To this Zbyszko did not reply, because there was nothing to be said. To everybody it was clear, that if the Lord of Taczew had not interfered, there would lie before them not the armor of the envoy, but the envoy himself, an eternal disgrace to the nation. Therefore, even those who sympathized with Zbyszko with their whole souls understood that he could not expect a mild sentence.

In fact, after a while the castellan said:

"As you did not stop to think whom you were attacking, and you did it without anger, therefore our Saviour will forgive you; but you had better commit yourself to the care of the Most Holy Lady, because the law cannot condone your offence."

Having heard this, Zbyszko, although he expected such words, became somewhat pale; but he soon shook his long hair, made the sign of the cross, and said:

"God's will! I cannot help it!"

Then he turned to Macko and looked expressively at Lichtenstein, as if to recommend him to Macko's memory; his uncle nodded in return that he understood and would remember. Lichtenstein also understood the look and the nod, and although he was as courageous as implacable, a cold shiver ran through him, so dreadful was the face of the old warrior. The Teutonic Knight knew that between him and that knight it would be a question of life or death. That when his mission as an envoy was ended, they will meet, even at Malborg, the heart of order’s state.
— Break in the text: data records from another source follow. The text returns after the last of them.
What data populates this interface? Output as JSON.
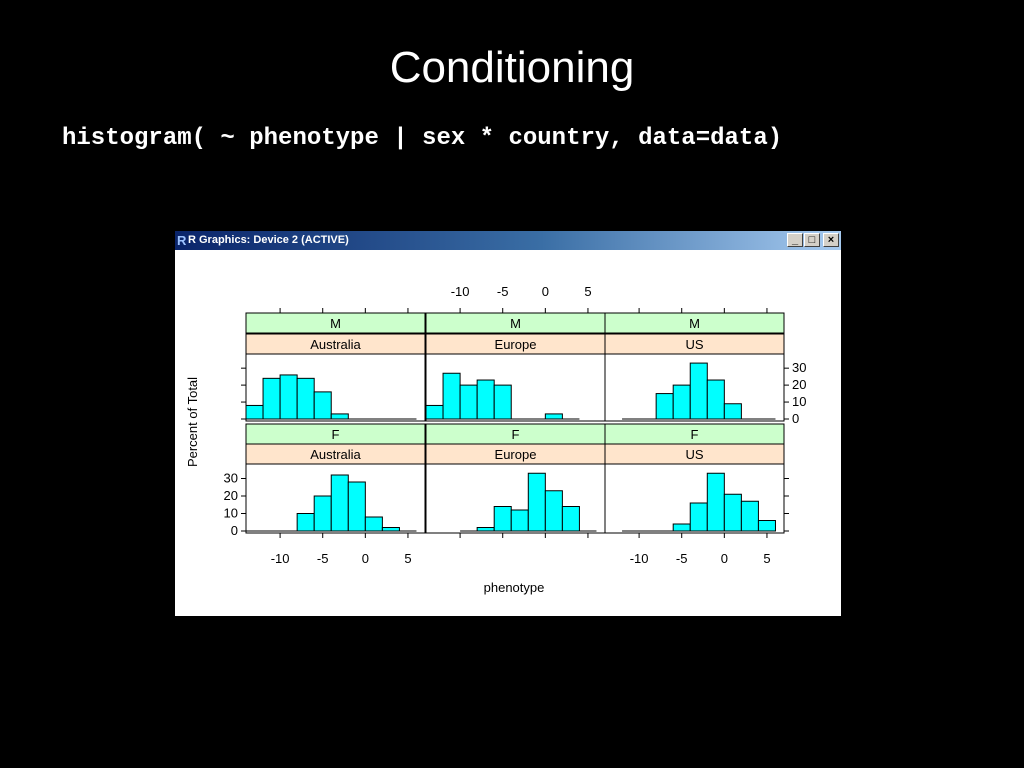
{
  "slide": {
    "title": "Conditioning",
    "code": "histogram( ~ phenotype | sex * country, data=data)"
  },
  "window": {
    "title": "R Graphics: Device 2 (ACTIVE)",
    "icon": "r-logo-icon",
    "buttons": {
      "minimize": "minimize-icon",
      "maximize": "maximize-icon",
      "close": "close-icon"
    }
  },
  "colors": {
    "bar_fill": "#00ffff",
    "strip_sex": "#ccffcc",
    "strip_country": "#ffe5cc",
    "background": "#000000"
  },
  "chart_data": {
    "type": "bar",
    "xlabel": "phenotype",
    "ylabel": "Percent of Total",
    "xlim": [
      -14,
      7
    ],
    "ylim": [
      0,
      36
    ],
    "x_ticks": [
      -10,
      -5,
      0,
      5
    ],
    "y_ticks": [
      0,
      10,
      20,
      30
    ],
    "bin_width": 2,
    "panels": [
      {
        "sex": "M",
        "country": "Australia",
        "bins": [
          [
            -13,
            8
          ],
          [
            -11,
            24
          ],
          [
            -9,
            26
          ],
          [
            -7,
            24
          ],
          [
            -5,
            16
          ],
          [
            -3,
            3
          ],
          [
            -1,
            0
          ],
          [
            1,
            0
          ],
          [
            3,
            0
          ],
          [
            5,
            0
          ]
        ]
      },
      {
        "sex": "M",
        "country": "Europe",
        "bins": [
          [
            -13,
            8
          ],
          [
            -11,
            27
          ],
          [
            -9,
            20
          ],
          [
            -7,
            23
          ],
          [
            -5,
            20
          ],
          [
            -3,
            0
          ],
          [
            -1,
            0
          ],
          [
            1,
            3
          ],
          [
            3,
            0
          ]
        ]
      },
      {
        "sex": "M",
        "country": "US",
        "bins": [
          [
            -11,
            0
          ],
          [
            -9,
            0
          ],
          [
            -7,
            15
          ],
          [
            -5,
            20
          ],
          [
            -3,
            33
          ],
          [
            -1,
            23
          ],
          [
            1,
            9
          ],
          [
            3,
            0
          ],
          [
            5,
            0
          ]
        ]
      },
      {
        "sex": "F",
        "country": "Australia",
        "bins": [
          [
            -13,
            0
          ],
          [
            -11,
            0
          ],
          [
            -9,
            0
          ],
          [
            -7,
            10
          ],
          [
            -5,
            20
          ],
          [
            -3,
            32
          ],
          [
            -1,
            28
          ],
          [
            1,
            8
          ],
          [
            3,
            2
          ],
          [
            5,
            0
          ]
        ]
      },
      {
        "sex": "F",
        "country": "Europe",
        "bins": [
          [
            -9,
            0
          ],
          [
            -7,
            2
          ],
          [
            -5,
            14
          ],
          [
            -3,
            12
          ],
          [
            -1,
            33
          ],
          [
            1,
            23
          ],
          [
            3,
            14
          ],
          [
            5,
            0
          ]
        ]
      },
      {
        "sex": "F",
        "country": "US",
        "bins": [
          [
            -11,
            0
          ],
          [
            -9,
            0
          ],
          [
            -7,
            0
          ],
          [
            -5,
            4
          ],
          [
            -3,
            16
          ],
          [
            -1,
            33
          ],
          [
            1,
            21
          ],
          [
            3,
            17
          ],
          [
            5,
            6
          ]
        ]
      }
    ]
  }
}
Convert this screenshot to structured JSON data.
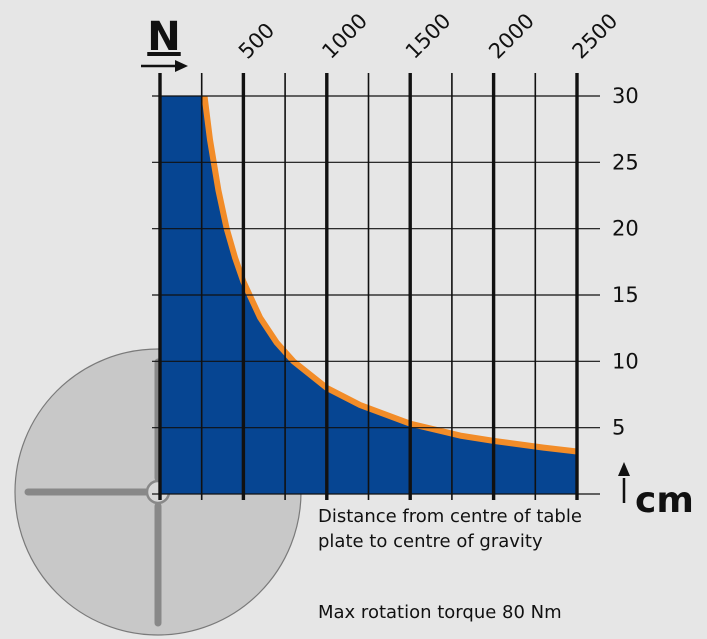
{
  "colors": {
    "background": "#e6e6e6",
    "area_fill": "#064592",
    "curve": "#f28c28",
    "grid": "#111111",
    "table_disc": "#c8c8c8",
    "table_slot": "#888888"
  },
  "chart_data": {
    "type": "area",
    "x_axis": {
      "unit_label": "N",
      "position": "top",
      "ticks": [
        "500",
        "1000",
        "1500",
        "2000",
        "2500"
      ],
      "tick_values": [
        500,
        1000,
        1500,
        2000,
        2500
      ],
      "range": [
        0,
        2500
      ]
    },
    "y_axis": {
      "unit_label": "cm",
      "position": "right",
      "ticks": [
        "30",
        "25",
        "20",
        "15",
        "10",
        "5"
      ],
      "tick_values": [
        30,
        25,
        20,
        15,
        10,
        5
      ],
      "range": [
        0,
        30
      ]
    },
    "grid": true,
    "series": [
      {
        "x": [
          0,
          267,
          300,
          350,
          400,
          450,
          500,
          600,
          700,
          800,
          1000,
          1200,
          1500,
          1800,
          2000,
          2300,
          2500
        ],
        "y": [
          30,
          30,
          26.7,
          22.9,
          20,
          17.8,
          16,
          13.3,
          11.4,
          10,
          8,
          6.7,
          5.3,
          4.4,
          4,
          3.5,
          3.2
        ]
      }
    ]
  },
  "captions": {
    "distance": "Distance from centre of table plate to centre of gravity",
    "torque": "Max rotation torque 80 Nm"
  }
}
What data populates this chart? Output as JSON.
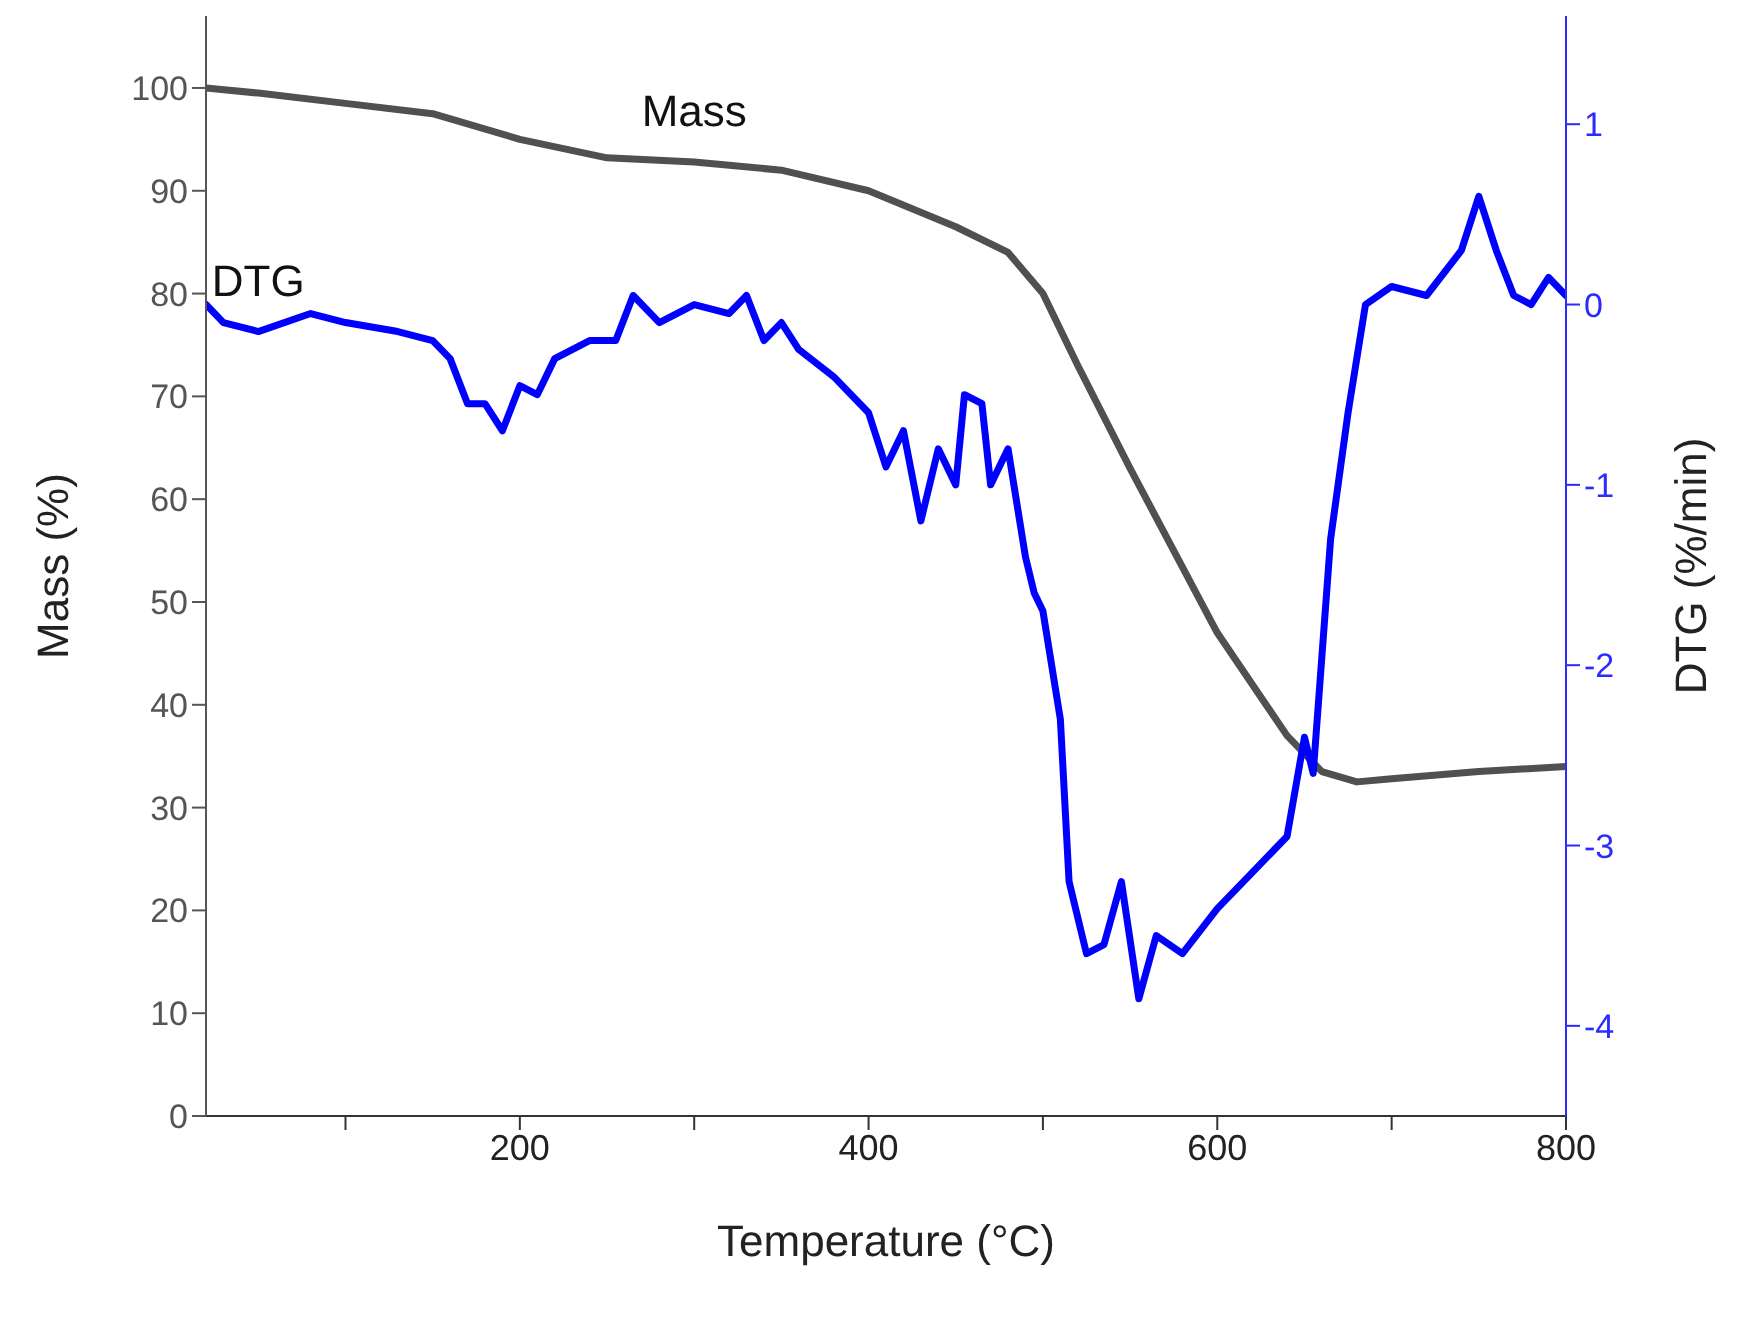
{
  "chart_data": {
    "type": "line",
    "xlabel": "Temperature (°C)",
    "ylabel": "Mass (%)",
    "y2label": "DTG (%/min)",
    "xlim": [
      20,
      800
    ],
    "xticks": [
      {
        "value": 100,
        "label": null
      },
      200,
      {
        "value": 300,
        "label": null
      },
      400,
      {
        "value": 500,
        "label": null
      },
      600,
      {
        "value": 700,
        "label": null
      },
      800
    ],
    "ylim": [
      0,
      107
    ],
    "yticks": [
      0,
      10,
      20,
      30,
      40,
      50,
      60,
      70,
      80,
      90,
      100
    ],
    "y2lim": [
      -4.5,
      1.6
    ],
    "y2ticks": [
      -4,
      -3,
      -2,
      -1,
      0,
      1
    ],
    "marker": "none",
    "line_style": "solid",
    "series": [
      {
        "name": "Mass",
        "color": "#505050",
        "x": [
          20,
          50,
          100,
          150,
          200,
          250,
          300,
          350,
          400,
          450,
          480,
          500,
          520,
          550,
          600,
          640,
          660,
          680,
          700,
          750,
          800
        ],
        "values": [
          100,
          99.5,
          98.5,
          97.5,
          95,
          93.2,
          92.8,
          92,
          90,
          86.5,
          84,
          80,
          73,
          63,
          47,
          37,
          33.5,
          32.5,
          32.8,
          33.5,
          34
        ]
      },
      {
        "name": "DTG",
        "color": "#0000ff",
        "axis": "y2",
        "x": [
          20,
          30,
          50,
          80,
          100,
          130,
          150,
          160,
          170,
          180,
          190,
          200,
          210,
          220,
          240,
          255,
          265,
          280,
          300,
          320,
          330,
          340,
          350,
          360,
          380,
          400,
          410,
          420,
          430,
          440,
          450,
          455,
          465,
          470,
          480,
          490,
          495,
          500,
          510,
          515,
          525,
          535,
          545,
          555,
          565,
          580,
          600,
          620,
          640,
          650,
          655,
          665,
          675,
          685,
          700,
          720,
          740,
          750,
          760,
          770,
          780,
          790,
          800
        ],
        "values": [
          0,
          -0.1,
          -0.15,
          -0.05,
          -0.1,
          -0.15,
          -0.2,
          -0.3,
          -0.55,
          -0.55,
          -0.7,
          -0.45,
          -0.5,
          -0.3,
          -0.2,
          -0.2,
          0.05,
          -0.1,
          0,
          -0.05,
          0.05,
          -0.2,
          -0.1,
          -0.25,
          -0.4,
          -0.6,
          -0.9,
          -0.7,
          -1.2,
          -0.8,
          -1,
          -0.5,
          -0.55,
          -1,
          -0.8,
          -1.4,
          -1.6,
          -1.7,
          -2.3,
          -3.2,
          -3.6,
          -3.55,
          -3.2,
          -3.85,
          -3.5,
          -3.6,
          -3.35,
          -3.15,
          -2.95,
          -2.4,
          -2.6,
          -1.3,
          -0.6,
          0,
          0.1,
          0.05,
          0.3,
          0.6,
          0.3,
          0.05,
          0,
          0.15,
          0.05
        ]
      }
    ]
  }
}
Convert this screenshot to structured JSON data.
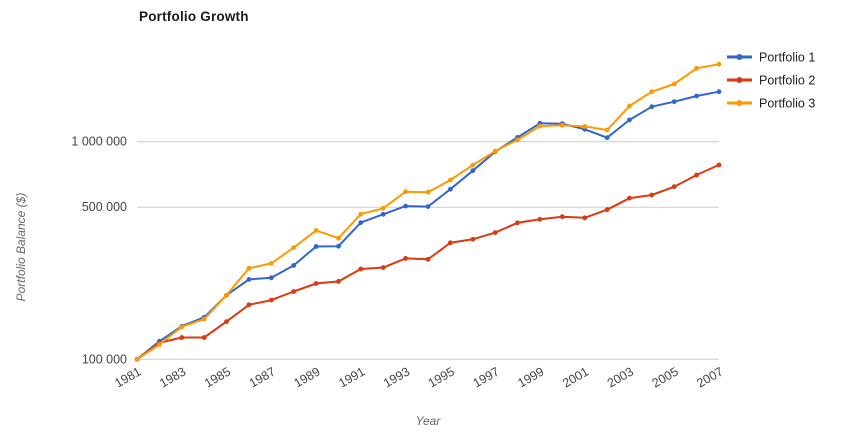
{
  "chart_data": {
    "type": "line",
    "title": "Portfolio Growth",
    "xlabel": "Year",
    "ylabel": "Portfolio Balance ($)",
    "y_scale": "log",
    "grid": "horizontal",
    "legend_position": "right",
    "xlim": [
      1981,
      2007
    ],
    "ylim": [
      100000,
      2400000
    ],
    "x_ticks": [
      1981,
      1983,
      1985,
      1987,
      1989,
      1991,
      1993,
      1995,
      1997,
      1999,
      2001,
      2003,
      2005,
      2007
    ],
    "y_ticks": [
      {
        "value": 100000,
        "label": "100 000"
      },
      {
        "value": 500000,
        "label": "500 000"
      },
      {
        "value": 1000000,
        "label": "1 000 000"
      }
    ],
    "x": [
      1981,
      1982,
      1983,
      1984,
      1985,
      1986,
      1987,
      1988,
      1989,
      1990,
      1991,
      1992,
      1993,
      1994,
      1995,
      1996,
      1997,
      1998,
      1999,
      2000,
      2001,
      2002,
      2003,
      2004,
      2005,
      2006,
      2007
    ],
    "series": [
      {
        "name": "Portfolio 1",
        "color": "#3366CC",
        "values": [
          100000,
          121000,
          142000,
          156000,
          197000,
          233000,
          237000,
          270000,
          330000,
          331000,
          425000,
          464000,
          506000,
          503000,
          605000,
          736000,
          900000,
          1047000,
          1215000,
          1210000,
          1140000,
          1043000,
          1259000,
          1449000,
          1527000,
          1622000,
          1698000
        ]
      },
      {
        "name": "Portfolio 2",
        "color": "#DC3912",
        "values": [
          100000,
          119000,
          126000,
          126000,
          149000,
          178000,
          187000,
          205000,
          223000,
          228000,
          260000,
          264000,
          291000,
          288000,
          343000,
          356000,
          382000,
          424000,
          440000,
          452000,
          447000,
          487000,
          550000,
          569000,
          621000,
          703000,
          782000
        ]
      },
      {
        "name": "Portfolio 3",
        "color": "#FF9900",
        "values": [
          100000,
          117000,
          141000,
          153000,
          197000,
          262000,
          276000,
          326000,
          391000,
          360000,
          465000,
          494000,
          589000,
          586000,
          667000,
          781000,
          905000,
          1019000,
          1180000,
          1190000,
          1176000,
          1132000,
          1459000,
          1698000,
          1841000,
          2174000,
          2270000
        ]
      }
    ],
    "colors": {
      "gridline": "#cccccc",
      "tick_label": "#444444",
      "axis_title": "#666666",
      "legend_text": "#222222",
      "title": "#1a1a1a",
      "background": "#ffffff"
    }
  }
}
Meanwhile, the castellan went to the adjoining room to dictate the sentence to a secretary. Some of the knights during the interruption came closer to the Teutonic Knight, saying:

"May they give you a more merciful sentence in the great day of judgment!"
But Lichtenstein cared only for the opinion of Zawisza, because he was noted all over the world for his knightly deeds, his knowledge of the laws of chivalry and his great exactness in keeping them. In the most entangled affairs in which there was any question about knightly honor, they used to go to him even from distant lands. Nobody contradicted his decisions, not only because there was no chance of victory in a combat with him, but because they considered him "the mirror of honor." One word of blame or praise from his mouth was quickly known by the knighthood of Poland, Hungary, Bohemia and Germany; and he could decide between the good or bad fame of a knight.